Collégiale Saint-Martin (v. 1170-v. 1212)
Le patronage de l'église fait référence à une histoire monastique fort ancienne à Chablis. Avant le IXe siècle, il y aurait eu un monastère Saint-Loup, dans lequel des moines de Tours auraient trouvé refuge avec les reliques de saint Martin sous Charles le Chauve (840-877).
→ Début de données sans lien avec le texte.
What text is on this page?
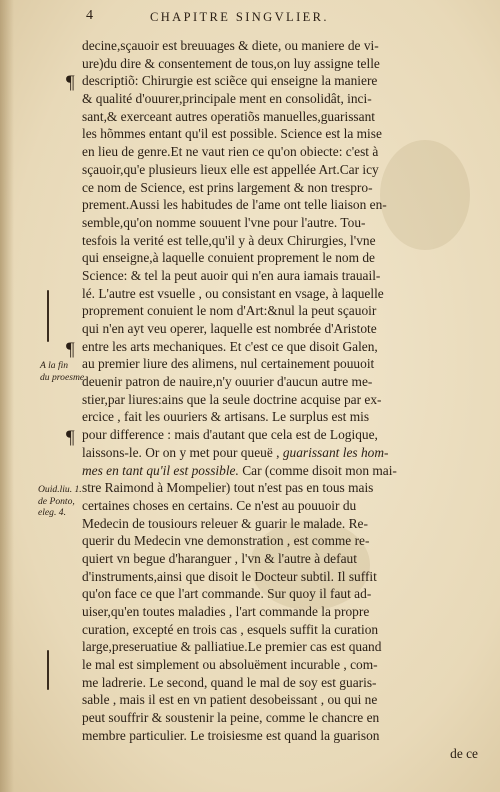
4	CHAPITRE SINGVLIER.
¶
¶
¶
A la fin
du proesme.
Ouid.liu. 1.
de Ponto,
eleg. 4.
decine,sçauoir est breuuages & diete, ou maniere de vi-
ure)du dire & consentement de tous,on luy assigne telle
descriptiõ: Chirurgie est sciẽce qui enseigne la maniere
& qualité d'ouurer,principale ment en consolidât, inci-
sant,& exerceant autres operatiõs manuelles,guarissant
les hõmmes entant qu'il est possible. Science est la mise
en lieu de genre.Et ne vaut rien ce qu'on obiecte: c'est à
sçauoir,qu'e plusieurs lieux elle est appellée Art.Car icy
ce nom de Science, est prins largement & non trespro-
prement.Aussi les habitudes de l'ame ont telle liaison en-
semble,qu'on nomme souuent l'vne pour l'autre. Tou-
tesfois la verité est telle,qu'il y à deux Chirurgies, l'vne
qui enseigne,à laquelle conuient proprement le nom de
Science: & tel la peut auoir qui n'en aura iamais trauail-
lé. L'autre est vsuelle , ou consistant en vsage, à laquelle
proprement conuient le nom d'Art:&nul la peut sçauoir
qui n'en ayt veu operer, laquelle est nombrée d'Aristote
entre les arts mechaniques. Et c'est ce que disoit Galen,
au premier liure des alimens, nul certainement pouuoit
deuenir patron de nauire,n'y ouurier d'aucun autre me-
stier,par liures:ains que la seule doctrine acquise par ex-
ercice , fait les ouuriers & artisans. Le surplus est mis
pour difference : mais d'autant que cela est de Logique,
laissons-le. Or on y met pour queuë , guarissant les hom-
mes en tant qu'il est possible. Car (comme disoit mon mai-
stre Raimond à Mompelier) tout n'est pas en tous mais
certaines choses en certains. Ce n'est au pouuoir du
Medecin de tousiours releuer & guarir le malade. Re-
querir du Medecin vne demonstration , est comme re-
quiert vn begue d'haranguer , l'vn & l'autre à defaut
d'instruments,ainsi que disoit le Docteur subtil. Il suffit
qu'on face ce que l'art commande. Sur quoy il faut ad-
uiser,qu'en toutes maladies , l'art commande la propre
curation, excepté en trois cas , esquels suffit la curation
large,preseruatiue & palliatiue.Le premier cas est quand
le mal est simplement ou absoluëment incurable , com-
me ladrerie. Le second, quand le mal de soy est guaris-
sable , mais il est en vn patient desobeissant , ou qui ne
peut souffrir & soustenir la peine, comme le chancre en
membre particulier. Le troisiesme est quand la guarison
de ce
Au XIIe siècle, les moines avaient déjà été remplacés par des chanoines. Ils firent reconstruire leur église dans le style nouveau qui commençait à se diffuser : le gothique, mais un premier gothique dans lequel la voûte sexpartite (à six ogives), l'alternance des piles fortes et des piles faibles ainsi que la conception du triforium, dans le choeur, empruntent beaucoup à la cathédrale de Sens commencée vers 1130-1135. Il n'est pas impossible non plus que le sanctuaire de l'abbatiale de Vézelay, achevé vers 1190, ait été connu du maître d'oeuvre et que ce dernier s'en soit également inspiré. Les travaux ont en tout cas été amorcés vers 1170. Le chevet, pour l'essentiel, a dû être élevé durant la décennie 1170-1180, puis ce fut la nef, mais les travaux ne se terminèrent peut-être que vers 1212, date à laquelle on construisit des arcs-boutant pour étayer les voûtes du choeur. On peut reconnaître quelques marques lapidaires assez jolies dans l'édifice et les portes en bois du portail roman, au sud, sont très particulières : 111 fers à cheval y ont été cloutés. Des traditions rapportent que des chevaliers ont pu y déposer ces objets pour invoquer la protection de saint Martin ou que des possesseurs de chevaux venaient demander au saint la guérison de leur bête malade.
L'obédiencerie
Cette maison des XIIIe et XVe siècle, située à côté de la collégiale Saint-Martin, était celle d'un religieux chargé d'une gestion temporelle au nom du supérieur de la communauté. Il s'agit d'une demeure privée. Elle abrite notamment un superbe pressoir à levier (XVe siècle), qui compte parmi les plus anciens de Bourgogne. On peut voir d'autres spécimens de pressoirs médiévaux au Clos de Vougeot et dans la cuverie des ducs de Bourgogne, à Chenôve, près de Dijon.
L'ancienne synagogue (maison du XVIe siècle)
Sur la base de traditions locales essentiellement, cette maison du XVIe siècle, située rue des Juifs, fait l'objet d'une hypothèse de localisation de l'ancienne synagogue, qui l'aurait précédée au même endroit. Chablis comptait aux XIIe-XIIIe siècles une importante communauté juive, cette présence économique, intellectuelle et religieuse fort ancienne étant attestée dans de nombreuses villes de Bourgogne à cette époque (du moins avant l'expulsion de la communauté en 1394). Sur la présence des Juifs dans la Bourgogne médiévale, notamment dans les villes, il faut lire les développements proposés sur le site Alliance.
Voici une vidéo sur les circonstances du réaménagement en synagogue de la maison localisée rue des Juifs :
Bibliographie
Sur les reliques de saint Martin et ses pérégrinations, voir :
-Pierre Gasnault, "Le tombeau de saint Martin et les invasions normandes dans l'histoire et dans la légende", Revue d'histoire de l'Eglise de France, vol. 47 (1961), p. 51-66.
Sur la collégiale Saint-Martin, voir :
-Robert Branner, Burgundian Gothic Architecture, Londres, 1985 (2e édition), p. 123-124.
-Élise Baillieul, "Le chevet de la collégiale Saint-Martin de Chablis", dans L’architecture gothique à Auxerre et dans sa région (XIIe-XIXe siècles). Naissance, transformations et pérennité, Actes des journées d’études, 17 mai 2008, Abbaye Saint-Germain d’Auxerre, Bulletin de la Société des fouilles archéologiques et des monuments historiques de l’Yonne, 26-27, (2009-2010), p. 33-41. Ce sont les datations d'Élise Baillieul qui sont retenues dans cette notice.